In the process, it is sometimes imagined that Malthus single-handedly inspired the historian Thomas Carlyle to describe economics as “the dismal science.” Carlyle said, “Not a ‘gay science,' I should say, like some we have heard of; no, a dreary, desolate and, indeed, quite abject and distressing one; what we might call, by way of eminence, the dismal science.”
2
In fact, however, Carlyle's insult to economists was not aimed solely at what came to be known as “Malthus' Dismal Theorem.”

Carlyle's taunt first appeared in an 1849 polemic in support of slavery, his “Occasional Discourse on the Negro Question.” It was a purely racist complaint that economists treated all people as equals, a point underscored when Carlyle reissued, his broadside in 1853 as “An Occasional Discourse on the Nigger Question.” In Carlyle's terms, Malthus may have been a bad guy, like Adam Smith and John Stuart Mill, but not because of his “Malthusian” views on diminishing returns.
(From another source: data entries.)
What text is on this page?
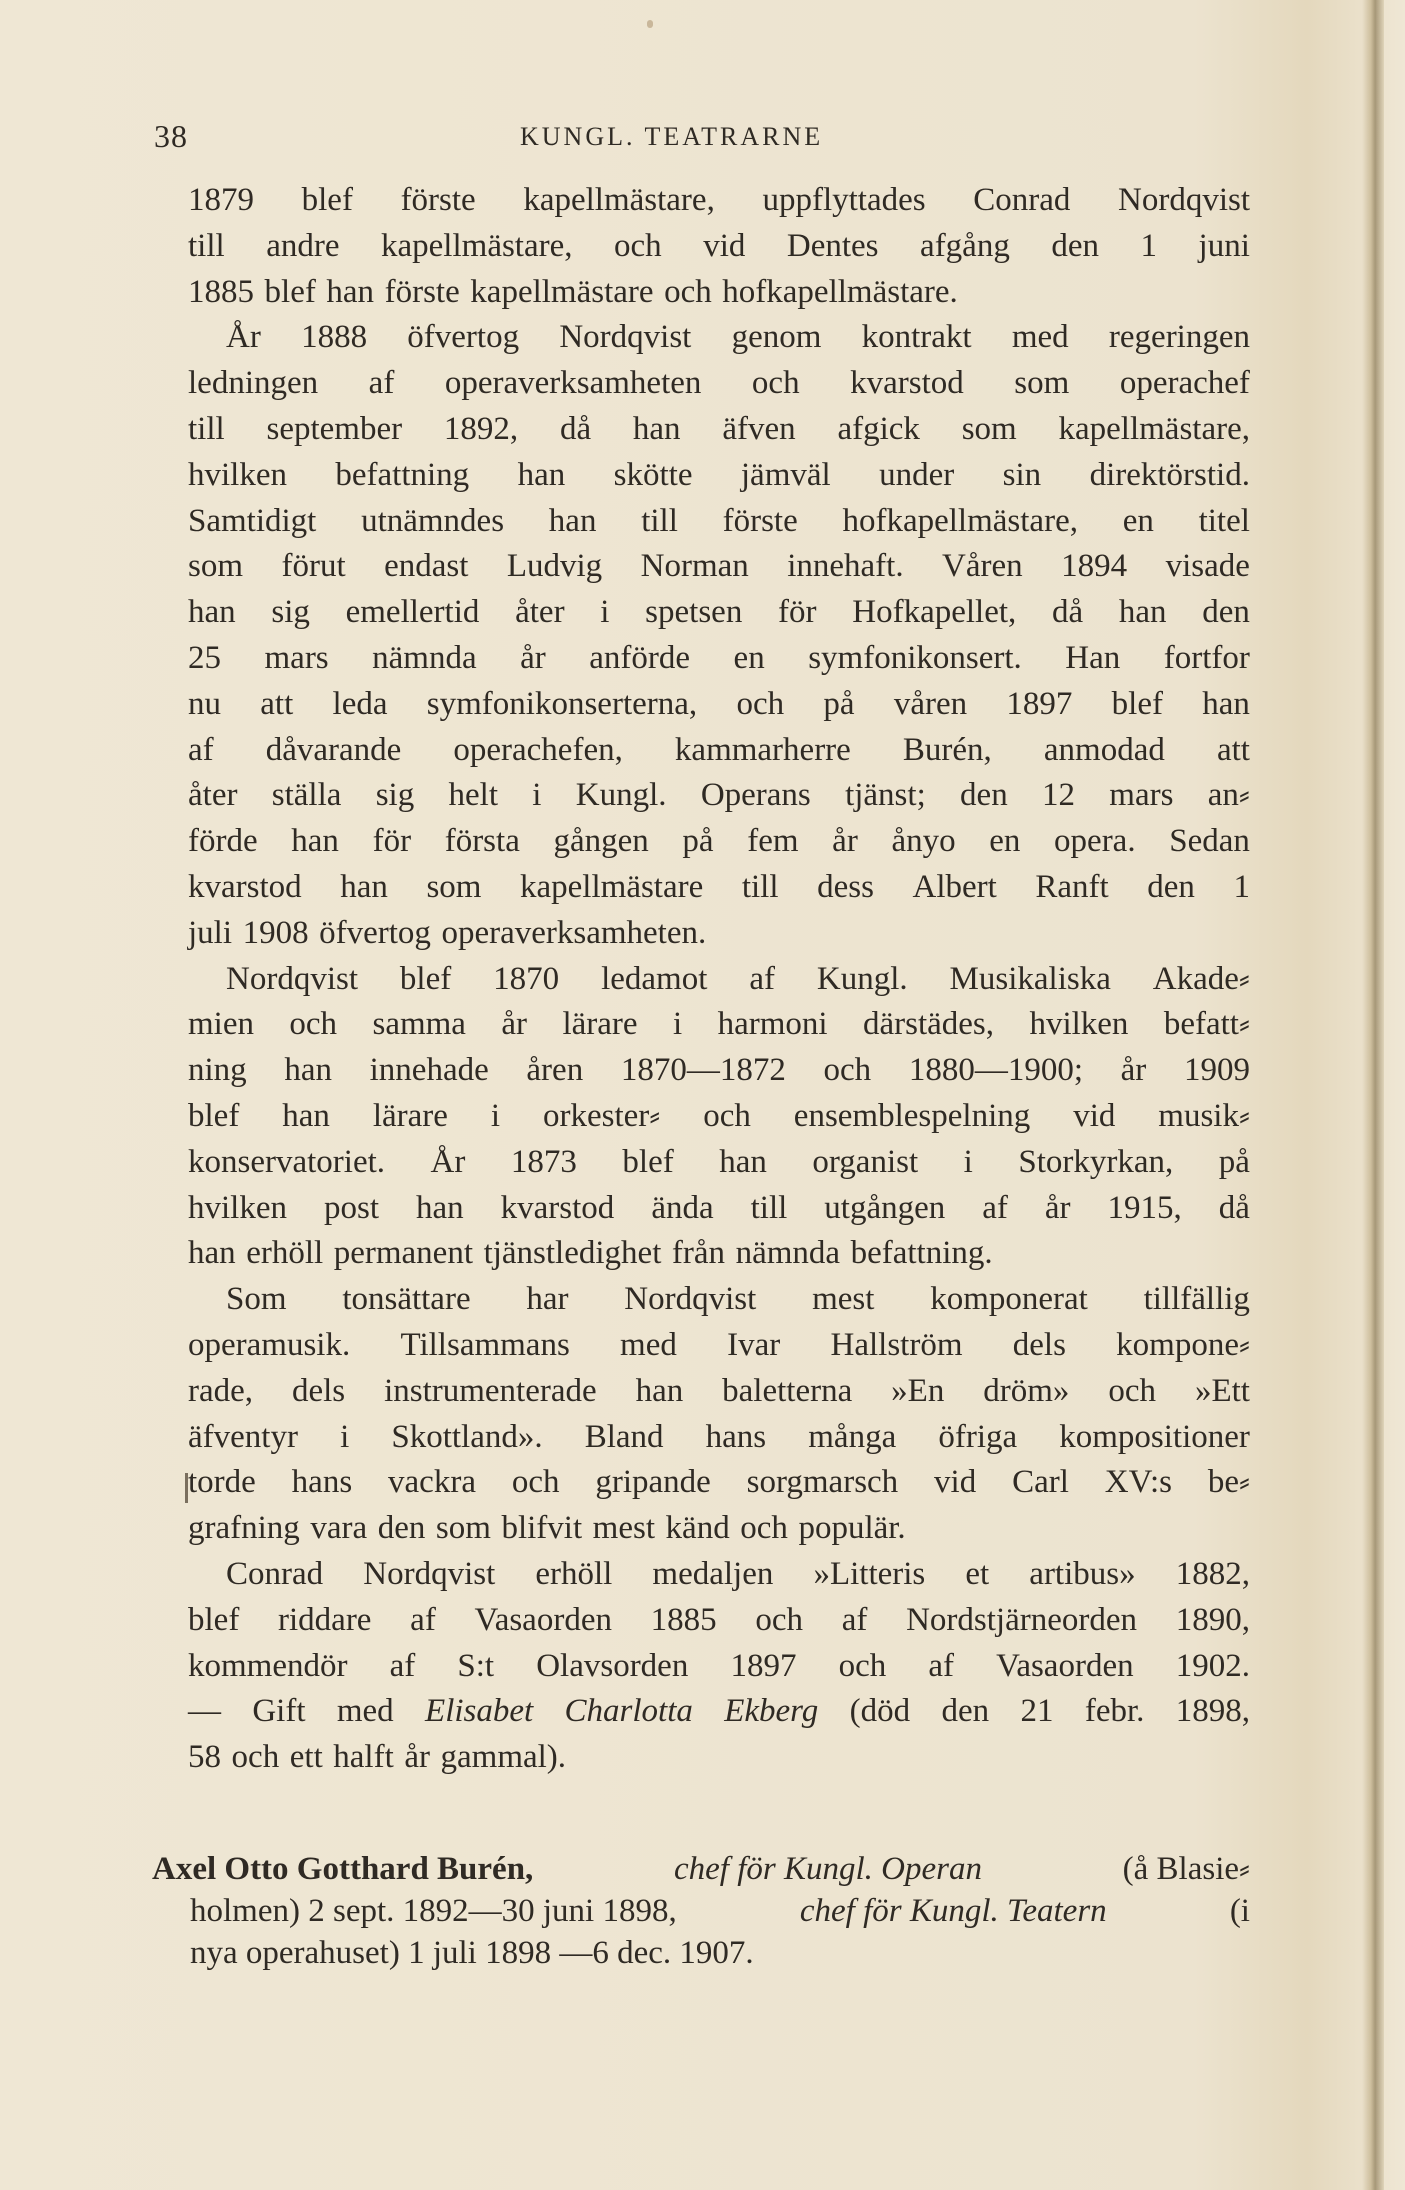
38	KUNGL. TEATRARNE
1879 blef förste kapellmästare, uppflyttades Conrad Nordqvist
till andre kapellmästare, och vid Dentes afgång den 1 juni
1885 blef han förste kapellmästare och hofkapellmästare.
År 1888 öfvertog Nordqvist genom kontrakt med regeringen
ledningen af operaverksamheten och kvarstod som operachef
till september 1892, då han äfven afgick som kapellmästare,
hvilken befattning han skötte jämväl under sin direktörstid.
Samtidigt utnämndes han till förste hofkapellmästare, en titel
som förut endast Ludvig Norman innehaft. Våren 1894 visade
han sig emellertid åter i spetsen för Hofkapellet, då han den
25 mars nämnda år anförde en symfonikonsert. Han fortfor
nu att leda symfonikonserterna, och på våren 1897 blef han
af dåvarande operachefen, kammarherre Burén, anmodad att
åter ställa sig helt i Kungl. Operans tjänst; den 12 mars an⸗
förde han för första gången på fem år ånyo en opera. Sedan
kvarstod han som kapellmästare till dess Albert Ranft den 1
juli 1908 öfvertog operaverksamheten.
Nordqvist blef 1870 ledamot af Kungl. Musikaliska Akade⸗
mien och samma år lärare i harmoni därstädes, hvilken befatt⸗
ning han innehade åren 1870—1872 och 1880—1900; år 1909
blef han lärare i orkester⸗ och ensemblespelning vid musik⸗
konservatoriet. År 1873 blef han organist i Storkyrkan, på
hvilken post han kvarstod ända till utgången af år 1915, då
han erhöll permanent tjänstledighet från nämnda befattning.
Som tonsättare har Nordqvist mest komponerat tillfällig
operamusik. Tillsammans med Ivar Hallström dels kompone⸗
rade, dels instrumenterade han baletterna »En dröm» och »Ett
äfventyr i Skottland». Bland hans många öfriga kompositioner
torde hans vackra och gripande sorgmarsch vid Carl XV:s be⸗
grafning vara den som blifvit mest känd och populär.
Conrad Nordqvist erhöll medaljen »Litteris et artibus» 1882,
blef riddare af Vasaorden 1885 och af Nordstjärneorden 1890,
kommendör af S:t Olavsorden 1897 och af Vasaorden 1902.
— Gift med Elisabet Charlotta Ekberg (död den 21 febr. 1898,
58 och ett halft år gammal).
Axel Otto Gotthard Burén,	chef för Kungl. Operan	(å Blasie⸗
holmen) 2 sept. 1892—30 juni 1898,	chef för Kungl. Teatern	(i
nya operahuset) 1 juli 1898 —6 dec. 1907.
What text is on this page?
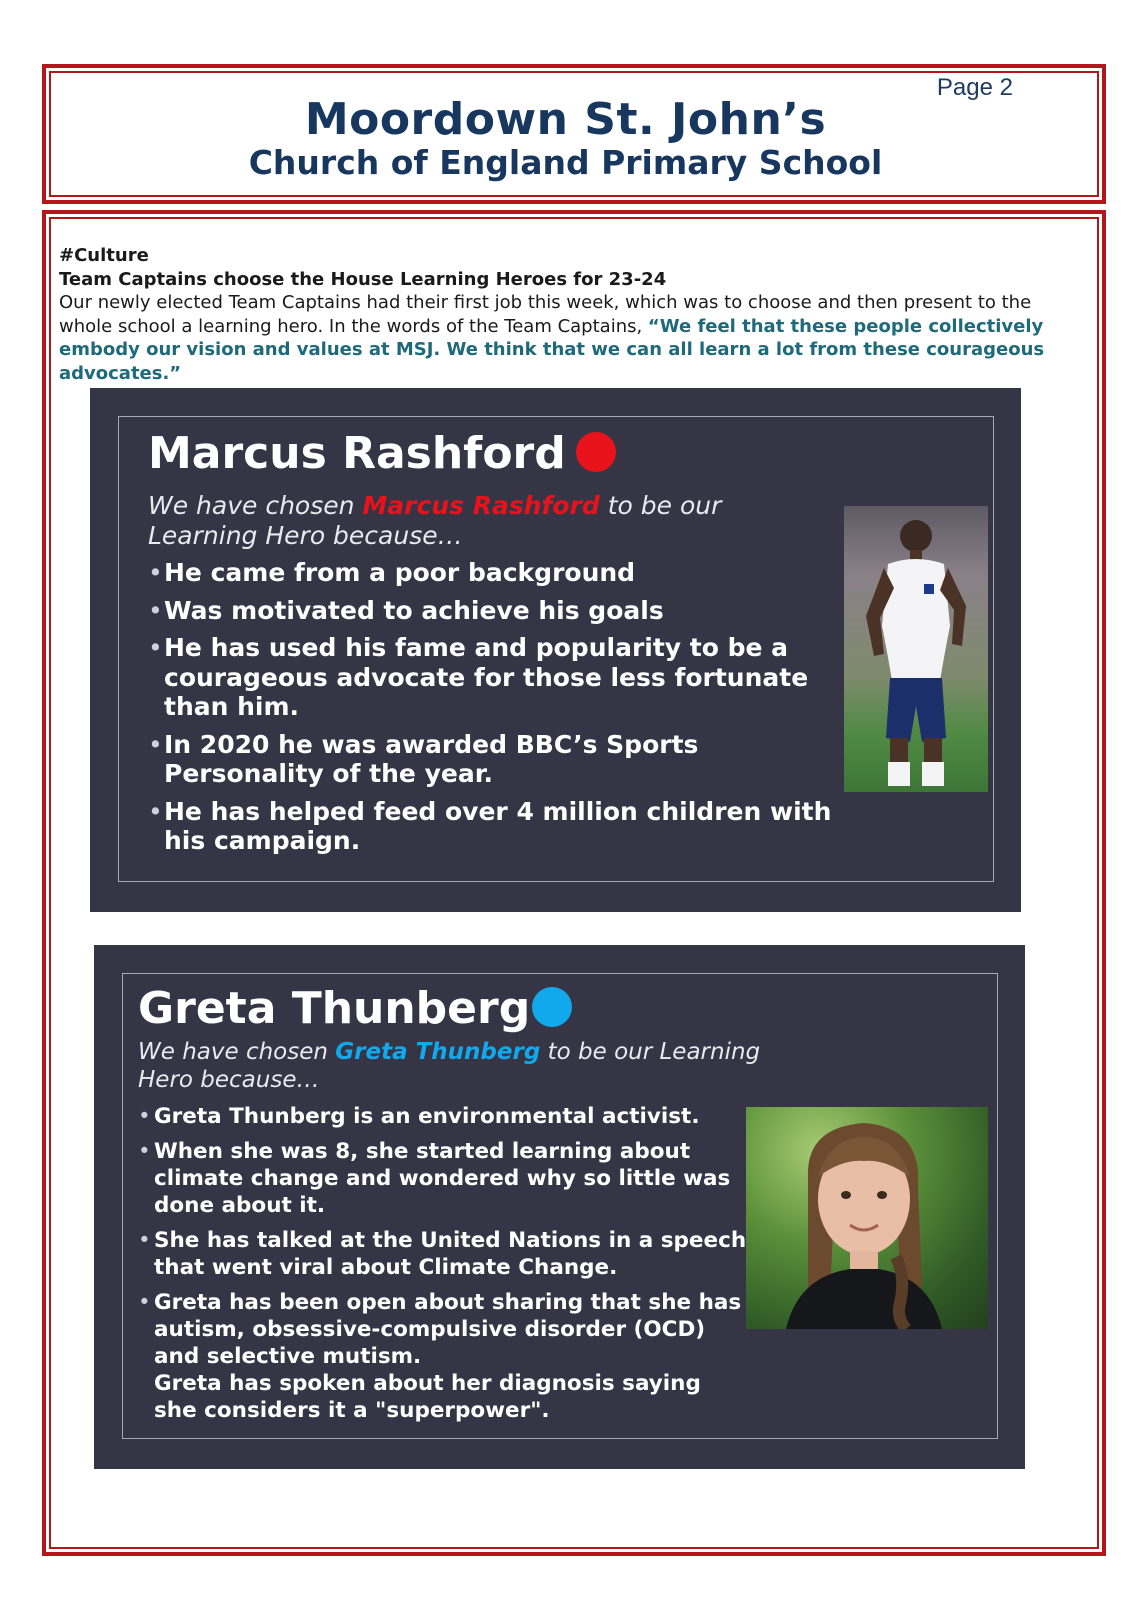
Page 2
Moordown St. John’s
Church of England Primary School
#Culture
Team Captains choose the House Learning Heroes for 23-24
Our newly elected Team Captains had their first job this week, which was to choose and then present to the whole school a learning hero. In the words of the Team Captains, “We feel that these people collectively embody our vision and values at MSJ. We think that we can all learn a lot from these courageous advocates.”
Marcus Rashford
We have chosen Marcus Rashford to be our Learning Hero because…
• He came from a poor background
• Was motivated to achieve his goals
• He has used his fame and popularity to be a courageous advocate for those less fortunate than him.
• In 2020 he was awarded BBC’s Sports Personality of the year.
• He has helped feed over 4 million children with his campaign.
Greta Thunberg
We have chosen Greta Thunberg to be our Learning Hero because…
• Greta Thunberg is an environmental activist.
• When she was 8, she started learning about climate change and wondered why so little was done about it.
• She has talked at the United Nations in a speech that went viral about Climate Change.
• Greta has been open about sharing that she has autism, obsessive-compulsive disorder (OCD) and selective mutism.
Greta has spoken about her diagnosis saying she considers it a "superpower".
From Carlyle's perspective, Malthus was too liberal and optimistic, too willing to accord all individuals, regardless of race, the same status in his population economics.
3
Yet in spite of the narrow-minded bias of some of his critics, Malthus appeared to have forfeited the love of optimists by advancing what came to be known as “Malthus' Dismal Theorem.”

One does not have to swallow the bitter version of Malthus' Dismal Theorem to appreciate the window it opens on reality. As Paul Krugman notes, “. . . for 55 out of the last 57 centuries Malthus was right.”
4
And he may be again.

The Dynamics of Weather

In his theories, Malthus points attention away from the economists' conceit of a static world in equilibrium toward a more realistic recognition of a dynamic environment where (among other things) the weather can indeed be bad; and crops can fail, terribly afflicting millions of people.

Even if that does not doom us all, and especially if it does, it is important to understand and bring more carefully into focus the contingencies upon which prosperity rests. One of these most assuredly is the weather.

There has recently been a growing attention to the relationship between economics and the climate, particularly among those concerned about “global warming.” In this respect there has been lavish criticism directed at economists such as Larry Summers, “who spent Clinton's term pushing back against [Carol] Browner on climate policy and who has popped up on green radars thus far mainly as the guy who had a hand in cutting back transit funding in the stimulus package.”